A Data-Efficient Framework for Training and Sim-to-Real Transfer of Navigation Policies (1810.04871v1)

Published 11 Oct 2018 in cs.RO, cs.AI, cs.CV, and cs.LG

Abstract: Learning effective visuomotor policies for robots purely from data is challenging, but also appealing since a learning-based system should not require manual tuning or calibration. In the case of a robot operating in a real environment the training process can be costly, time-consuming, and even dangerous since failures are common at the start of training. For this reason, it is desirable to be able to leverage \textit{simulation} and \textit{off-policy} data to the extent possible to train the robot. In this work, we introduce a robust framework that plans in simulation and transfers well to the real environment. Our model incorporates a gradient-descent based planning module, which, given the initial image and goal image, encodes the images to a lower dimensional latent state and plans a trajectory to reach the goal. The model, consisting of the encoder and planner modules, is trained through a meta-learning strategy in simulation first. We subsequently perform adversarial domain transfer on the encoder by using a bank of unlabelled but random images from the simulation and real environments to enable the encoder to map images from the real and simulated environments to a similarly distributed latent representation. By fine tuning the entire model (encoder + planner) with far fewer real world expert demonstrations, we show successful planning performances in different navigation tasks.

Citations (37)

View on Semantic Scholar

Summary

The paper presents a framework that efficiently trains visuomotor navigation policies by combining simulation data with limited real-world fine-tuning.
It employs adversarial domain adaptation and a stochastic forward dynamics model to effectively handle real-world uncertainties.
Experimental results in lane-following tasks demonstrate robust performance and significantly reduced reliance on extensive real-world training.

Introduction

The paper introduces a framework designed to efficiently train visuomotor policies for robotic navigation by combining simulation and real-world data. The main focus is on reducing the high cost and risk associated with real-world robot training through sim-to-real transfer by using meta-learning and adversarial domain adaptation techniques.

Methodology

General Framework

The proposed method involves training a planner in a simulated environment, transferring the learned policy to a real setup using adversarial domain adaptation, and fine-tuning with a small number of real-world examples.

Figure 1: Sim-to-real transfer of navigation policies, illustrating the main elements such as simulation-based training, adversarial discriminative transfer, and real environment fine-tuning.

Stochastic Forward Dynamics Model

Introducing a stochastic element in the dynamics model addresses the real-world stochasticity not captured by a deterministic model. This is achieved by embedding the state transitions in a probabilistic framework, thereby enhancing robustness when deployed on real robots.

Learning the Planning Loss Function

To improve adaptability, the authors propose a multi-layer perceptron (MLP) as a learnable planning loss function. This approach adapts the loss to specific task requirements, optimizing it through an outer-loop imitation learning process.

Regularization Strategies

The paper incorporates smoothness and consistency regularization techniques to expedite convergence. Smoothness regularization ensures consecutive latent states are close in latent space, while consistency regularization enforces congruence between direct image encodings and propagated states.

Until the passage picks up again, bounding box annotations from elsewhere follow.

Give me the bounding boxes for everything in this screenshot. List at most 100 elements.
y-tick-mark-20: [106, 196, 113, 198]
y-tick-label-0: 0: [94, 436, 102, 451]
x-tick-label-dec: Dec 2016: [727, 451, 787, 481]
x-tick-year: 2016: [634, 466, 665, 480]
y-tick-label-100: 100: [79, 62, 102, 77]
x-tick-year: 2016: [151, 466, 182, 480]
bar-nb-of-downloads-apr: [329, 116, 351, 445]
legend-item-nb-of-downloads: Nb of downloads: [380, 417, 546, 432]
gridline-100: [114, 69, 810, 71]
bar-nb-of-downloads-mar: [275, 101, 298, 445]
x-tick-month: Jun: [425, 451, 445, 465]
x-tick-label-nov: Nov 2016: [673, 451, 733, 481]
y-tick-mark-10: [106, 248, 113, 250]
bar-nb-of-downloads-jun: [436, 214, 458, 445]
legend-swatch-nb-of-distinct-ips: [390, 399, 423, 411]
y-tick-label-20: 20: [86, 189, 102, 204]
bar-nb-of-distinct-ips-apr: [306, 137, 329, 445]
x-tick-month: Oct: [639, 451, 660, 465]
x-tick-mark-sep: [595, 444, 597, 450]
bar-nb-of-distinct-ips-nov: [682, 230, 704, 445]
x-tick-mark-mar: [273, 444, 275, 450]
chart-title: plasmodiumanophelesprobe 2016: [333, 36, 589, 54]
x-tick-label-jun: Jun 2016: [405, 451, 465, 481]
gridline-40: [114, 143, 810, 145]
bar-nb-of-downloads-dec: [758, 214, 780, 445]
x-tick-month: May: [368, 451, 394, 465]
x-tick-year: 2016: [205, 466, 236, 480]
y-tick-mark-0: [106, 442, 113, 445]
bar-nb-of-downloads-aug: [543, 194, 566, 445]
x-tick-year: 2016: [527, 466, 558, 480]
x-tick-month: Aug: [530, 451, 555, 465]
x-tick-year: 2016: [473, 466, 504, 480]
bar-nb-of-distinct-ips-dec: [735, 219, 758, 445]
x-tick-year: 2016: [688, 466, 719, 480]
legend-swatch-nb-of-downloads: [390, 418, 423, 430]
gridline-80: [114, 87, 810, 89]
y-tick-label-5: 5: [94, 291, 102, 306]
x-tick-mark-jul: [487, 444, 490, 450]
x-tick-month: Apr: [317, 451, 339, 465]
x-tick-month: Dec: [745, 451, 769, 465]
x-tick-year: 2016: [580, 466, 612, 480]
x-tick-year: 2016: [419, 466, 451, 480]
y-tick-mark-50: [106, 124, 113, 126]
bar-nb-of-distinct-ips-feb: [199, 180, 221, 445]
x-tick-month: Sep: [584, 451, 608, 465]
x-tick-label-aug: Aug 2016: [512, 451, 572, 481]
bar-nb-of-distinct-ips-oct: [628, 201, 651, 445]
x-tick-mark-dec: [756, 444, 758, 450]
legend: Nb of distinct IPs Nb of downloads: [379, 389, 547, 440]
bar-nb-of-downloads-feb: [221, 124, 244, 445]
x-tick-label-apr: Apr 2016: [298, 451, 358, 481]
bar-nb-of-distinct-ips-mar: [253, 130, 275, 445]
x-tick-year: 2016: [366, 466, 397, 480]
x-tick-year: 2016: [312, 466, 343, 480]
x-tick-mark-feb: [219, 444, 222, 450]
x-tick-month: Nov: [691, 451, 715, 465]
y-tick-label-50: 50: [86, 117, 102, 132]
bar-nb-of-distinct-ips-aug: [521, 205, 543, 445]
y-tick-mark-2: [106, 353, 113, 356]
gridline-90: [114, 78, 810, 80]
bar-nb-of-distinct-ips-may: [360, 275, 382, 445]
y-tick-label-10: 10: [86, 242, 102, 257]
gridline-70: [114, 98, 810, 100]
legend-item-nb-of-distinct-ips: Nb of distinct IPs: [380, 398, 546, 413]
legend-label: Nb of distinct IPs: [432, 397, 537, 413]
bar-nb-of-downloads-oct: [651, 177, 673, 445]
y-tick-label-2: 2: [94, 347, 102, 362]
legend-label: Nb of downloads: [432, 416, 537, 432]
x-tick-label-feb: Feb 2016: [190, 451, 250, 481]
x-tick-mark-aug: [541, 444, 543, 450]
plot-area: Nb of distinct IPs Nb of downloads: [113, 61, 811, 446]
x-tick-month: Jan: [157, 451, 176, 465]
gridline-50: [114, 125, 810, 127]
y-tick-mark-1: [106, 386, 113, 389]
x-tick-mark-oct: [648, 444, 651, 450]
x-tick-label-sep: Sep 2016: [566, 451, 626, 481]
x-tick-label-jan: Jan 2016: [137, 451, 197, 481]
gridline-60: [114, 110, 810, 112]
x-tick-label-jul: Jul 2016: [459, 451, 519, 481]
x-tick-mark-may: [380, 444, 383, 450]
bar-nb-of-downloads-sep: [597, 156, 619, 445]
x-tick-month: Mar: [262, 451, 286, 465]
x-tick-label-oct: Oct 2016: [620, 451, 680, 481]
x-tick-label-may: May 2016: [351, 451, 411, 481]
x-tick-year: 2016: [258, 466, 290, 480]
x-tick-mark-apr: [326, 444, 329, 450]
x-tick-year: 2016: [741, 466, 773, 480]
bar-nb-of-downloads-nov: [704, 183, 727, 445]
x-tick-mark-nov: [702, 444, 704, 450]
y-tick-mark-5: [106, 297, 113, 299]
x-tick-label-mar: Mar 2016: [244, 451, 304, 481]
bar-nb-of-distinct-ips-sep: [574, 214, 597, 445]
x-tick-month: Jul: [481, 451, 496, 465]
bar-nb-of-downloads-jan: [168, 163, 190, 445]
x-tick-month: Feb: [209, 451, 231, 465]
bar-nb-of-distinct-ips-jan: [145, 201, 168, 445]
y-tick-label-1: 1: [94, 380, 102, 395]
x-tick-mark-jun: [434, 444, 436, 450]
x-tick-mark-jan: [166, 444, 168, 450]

Sim-to-Real Transfer Approach

The sim-to-real transfer leverages a generative adversarial network (GAN) architecture to match the latent encodings of real and simulated images. This adversarial training aligns the image embeddings such that the dynamics model, trained in simulation, can generalize effectively to real-world conditions.

Experimental Setup

Environment

Experiments are conducted in the Duckietown simulator and physical testbed to evaluate policy performance in lane-following and left-turn scenarios. This diverse set of initial conditions facilitates a comprehensive assessment of both the trained policy and transfer strategy.

Results

Performance in Simulation

The planner demonstrates strong performance in simulation, evidenced by rapid convergence and high average rewards in lane-following and left-turn tasks. Model A, with full multi-component integration, outperformed baseline methods significantly.

Figure 2: Evaluation of the inner loop loss function on Duckietown Simulator, demonstrating robustness across various horizon lengths trained via curriculum learning.

Real Robot Deployment

Successful sim-to-real transfer is validated by the model's performance in real-world tests, achieving over 50% completion rates even in challenging configurations. The adversarial adaptation technique proved effective, requiring fewer real-world iterations compared to direct training.

Figure 3: Evaluation of the performance of adversarial transfer in terms of loss as a function of the number of real and simulated images used in training, after pre-training in simulation with 2000 expert demos.

Conclusion

The paper presents a robust framework for sim-to-real transfer that significantly reduces the number of required real-world demonstrations. The methodology demonstrates a marked improvement in the ease and efficiency of training robotic navigation policies, paving the way for broader applicability in complex robotic tasks. Future work may include refining the adversarial transfer process to further minimize real-world training data requirements and exploring additional applications within mobile robotics.